Homework 6¶
Due: February 27, 2018, 8 a.m.¶
Please give a complete, justified solution to each question below. A single-term answer without explanation will receive no credit.
Please complete each question on its own sheet of paper (or more if necessary), and upload to Gradsescope.
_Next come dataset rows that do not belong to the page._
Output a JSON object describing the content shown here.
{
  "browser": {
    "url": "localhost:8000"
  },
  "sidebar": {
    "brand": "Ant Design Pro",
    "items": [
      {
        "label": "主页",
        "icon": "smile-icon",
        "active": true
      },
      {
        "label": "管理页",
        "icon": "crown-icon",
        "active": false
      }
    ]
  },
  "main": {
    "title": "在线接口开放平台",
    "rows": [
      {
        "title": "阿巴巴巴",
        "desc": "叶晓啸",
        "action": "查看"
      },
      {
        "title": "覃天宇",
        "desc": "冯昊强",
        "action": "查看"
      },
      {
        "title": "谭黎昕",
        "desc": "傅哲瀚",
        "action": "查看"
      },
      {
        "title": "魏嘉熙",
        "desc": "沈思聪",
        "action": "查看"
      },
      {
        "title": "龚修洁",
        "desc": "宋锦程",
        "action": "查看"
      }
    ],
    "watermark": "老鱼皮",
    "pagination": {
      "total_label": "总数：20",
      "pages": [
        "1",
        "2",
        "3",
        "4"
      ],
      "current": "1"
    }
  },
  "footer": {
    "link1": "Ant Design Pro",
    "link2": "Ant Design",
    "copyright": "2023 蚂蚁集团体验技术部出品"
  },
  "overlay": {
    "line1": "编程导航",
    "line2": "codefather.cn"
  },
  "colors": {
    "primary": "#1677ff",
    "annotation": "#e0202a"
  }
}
$$ \newcommand{\R}{\mathbb{R}} \newcommand{\dydx}{\frac{dy}{dx}} \newcommand{\proj}{\textrm{proj}} % For boldface vectors: \renewcommand{\vec}[1]{\mathbf{#1}} $$
1. Let $f(x, y) = \frac{x+y}{1+x^2}$. Find the directional derivative of $f$ at the point $(1, -2)$ in the direction of:
- $\vec u = 3\,\vec i - 2\,\vec j$
- $\vec v = -\vec i + 4\,\vec j$
Solution¶
$$\nabla f(x, y) = \langle f_x(x, y), f_y(x, y) \rangle = \langle \frac{1-x^{2}-2xy}{(1+x^{2})^{2}}, \frac{1}{(1+x^{2})} \rangle$$
$$\nabla f(1,-2) = \langle 1,\frac12 \rangle$$
So, the directional derivative of $f$ at $(1, -2)$ in direction $\vec u = \frac{\vec v}{|\vec v|} = \frac{1}{\sqrt{13}}\langle3,-2\rangle$ is \begin{eqnarray*} D_{\vec u}f(1, -2) & = & \nabla f(1, -2) \cdot \vec u\\ & = & \frac{2}{\sqrt{13}}. \end{eqnarray*}
The directional derivative of $f$ at $(1, -2)$ in direction $\vec u = \frac{\vec v}{|\vec v|} = \frac{1}{\sqrt{17}}\langle-1,4\rangle$ is \begin{eqnarray*} D_{\vec u}f(1, -2) & = & \nabla f(1, -2) \cdot \vec u \\ & = & \frac{1}{\sqrt{17}} \end{eqnarray*}
2. a. Two surfaces are called \textbf{orthogonal} at a point of intersection if their normal lines are perpendicular at that point.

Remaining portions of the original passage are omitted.